Hiv. Il rapporto Onu: “Prevenzione rivoluzionaria ma a rischio. I tagli ai fondi fanno tornare l’incubo Aids”

Hiv. Il rapporto Onu: “Prevenzione rivoluzionaria ma a rischio. I tagli ai fondi fanno tornare l’incubo Aids”

Hiv. Il rapporto Onu: “Prevenzione rivoluzionaria ma a rischio. I tagli ai fondi fanno tornare l’incubo Aids”

A Rio la 26esima Conferenza internazionale sull'Aids. Nel 2025, 1,2 milioni di nuovi contagi e 570mila morti. I farmaci innovativi esistono ma sono troppo cari e protetti dai brevetti. L'Onu: "L'innovazione senza accesso è ingiustizia".

Alla vigilia dell’apertura della 26esima Conferenza Internazionale sull’Aids, che si tiene a Rio de Janeiro dal 27 al 31 luglio, il rapporto annuale dell’Unaids traccia un quadro contraddittorio e preoccupante: da un lato, una rivoluzione nella prevenzione con farmaci all’avanguardia quasi al 100% efficaci; dall’altro, il rischio concreto che l’epidemia possa tornare a dilagare a causa dei tagli ai finanziamenti globali e dell’accesso ineguale ai nuovi trattamenti.

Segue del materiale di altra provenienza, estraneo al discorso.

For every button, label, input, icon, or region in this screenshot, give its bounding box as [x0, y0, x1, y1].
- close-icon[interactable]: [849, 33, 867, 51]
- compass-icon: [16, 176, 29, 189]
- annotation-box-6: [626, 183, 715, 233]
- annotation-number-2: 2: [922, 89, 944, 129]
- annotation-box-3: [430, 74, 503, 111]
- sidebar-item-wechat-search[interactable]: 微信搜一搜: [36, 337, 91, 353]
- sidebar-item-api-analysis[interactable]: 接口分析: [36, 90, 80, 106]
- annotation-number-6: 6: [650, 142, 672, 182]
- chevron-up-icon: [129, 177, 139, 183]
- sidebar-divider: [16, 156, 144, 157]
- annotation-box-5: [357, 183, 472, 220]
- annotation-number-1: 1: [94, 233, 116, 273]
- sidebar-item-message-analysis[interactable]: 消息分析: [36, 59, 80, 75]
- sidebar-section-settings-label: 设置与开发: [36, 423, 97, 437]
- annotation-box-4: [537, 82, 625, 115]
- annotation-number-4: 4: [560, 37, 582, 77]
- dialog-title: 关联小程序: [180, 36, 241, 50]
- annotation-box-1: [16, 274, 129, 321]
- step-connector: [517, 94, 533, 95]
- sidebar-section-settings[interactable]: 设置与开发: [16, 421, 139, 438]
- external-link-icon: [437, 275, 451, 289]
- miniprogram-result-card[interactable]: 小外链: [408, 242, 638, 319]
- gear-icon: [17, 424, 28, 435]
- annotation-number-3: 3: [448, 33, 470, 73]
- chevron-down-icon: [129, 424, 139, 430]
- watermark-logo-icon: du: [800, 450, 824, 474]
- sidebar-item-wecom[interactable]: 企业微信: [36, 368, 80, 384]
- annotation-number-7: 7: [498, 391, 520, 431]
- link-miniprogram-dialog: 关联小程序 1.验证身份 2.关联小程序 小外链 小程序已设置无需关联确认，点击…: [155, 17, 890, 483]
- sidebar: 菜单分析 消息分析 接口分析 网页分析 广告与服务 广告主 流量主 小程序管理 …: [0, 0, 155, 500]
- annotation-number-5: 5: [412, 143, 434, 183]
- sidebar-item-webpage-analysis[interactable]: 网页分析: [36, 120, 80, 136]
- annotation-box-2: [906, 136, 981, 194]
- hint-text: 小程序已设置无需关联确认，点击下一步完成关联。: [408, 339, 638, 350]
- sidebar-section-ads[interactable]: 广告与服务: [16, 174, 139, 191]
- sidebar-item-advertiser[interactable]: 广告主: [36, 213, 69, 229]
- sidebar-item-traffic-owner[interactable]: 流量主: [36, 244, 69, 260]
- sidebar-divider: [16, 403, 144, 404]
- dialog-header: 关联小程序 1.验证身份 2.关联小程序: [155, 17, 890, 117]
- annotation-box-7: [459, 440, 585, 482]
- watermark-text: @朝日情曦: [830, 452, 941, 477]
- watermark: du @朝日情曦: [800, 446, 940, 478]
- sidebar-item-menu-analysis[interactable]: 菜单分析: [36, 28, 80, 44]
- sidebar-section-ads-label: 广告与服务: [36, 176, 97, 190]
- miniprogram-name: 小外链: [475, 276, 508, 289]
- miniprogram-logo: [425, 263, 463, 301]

I numeri del 2025: 1,2 milioni di nuovi contagi e 570mila morti
Secondo il rapporto diffuso dall’agenzia delle Nazioni Unite, nel 2025 hanno contratto l’HIV 1,2 milioni di persone e 570mila sono morte per malattie correlate all’Aids. Il 22% delle persone che vivono con l’HIV non ha ancora accesso alle terapie. I finanziamenti internazionali per la lotta all’HIV sono crollati del 18%, registrando il calo più brusco degli ultimi quasi vent’anni. Il rapporto avverte che, se non si interverrà con urgenza, il mondo è sulla buona strada per una recrudescenza dell’epidemia.

La ricerca medica: farmaci quasi al 100% efficaci
La conferenza di Rio è definita dal rapporto come “un paradosso”. Entro la fine del decennio, più di tre milioni di persone potrebbero contrarre l’HIV, eppure gli strumenti per fermare questa crisi esistono già: dai farmaci preventivi rivoluzionari agli interventi guidati dalle comunità con comprovata efficacia. Ciò che manca è il finanziamento sostenuto.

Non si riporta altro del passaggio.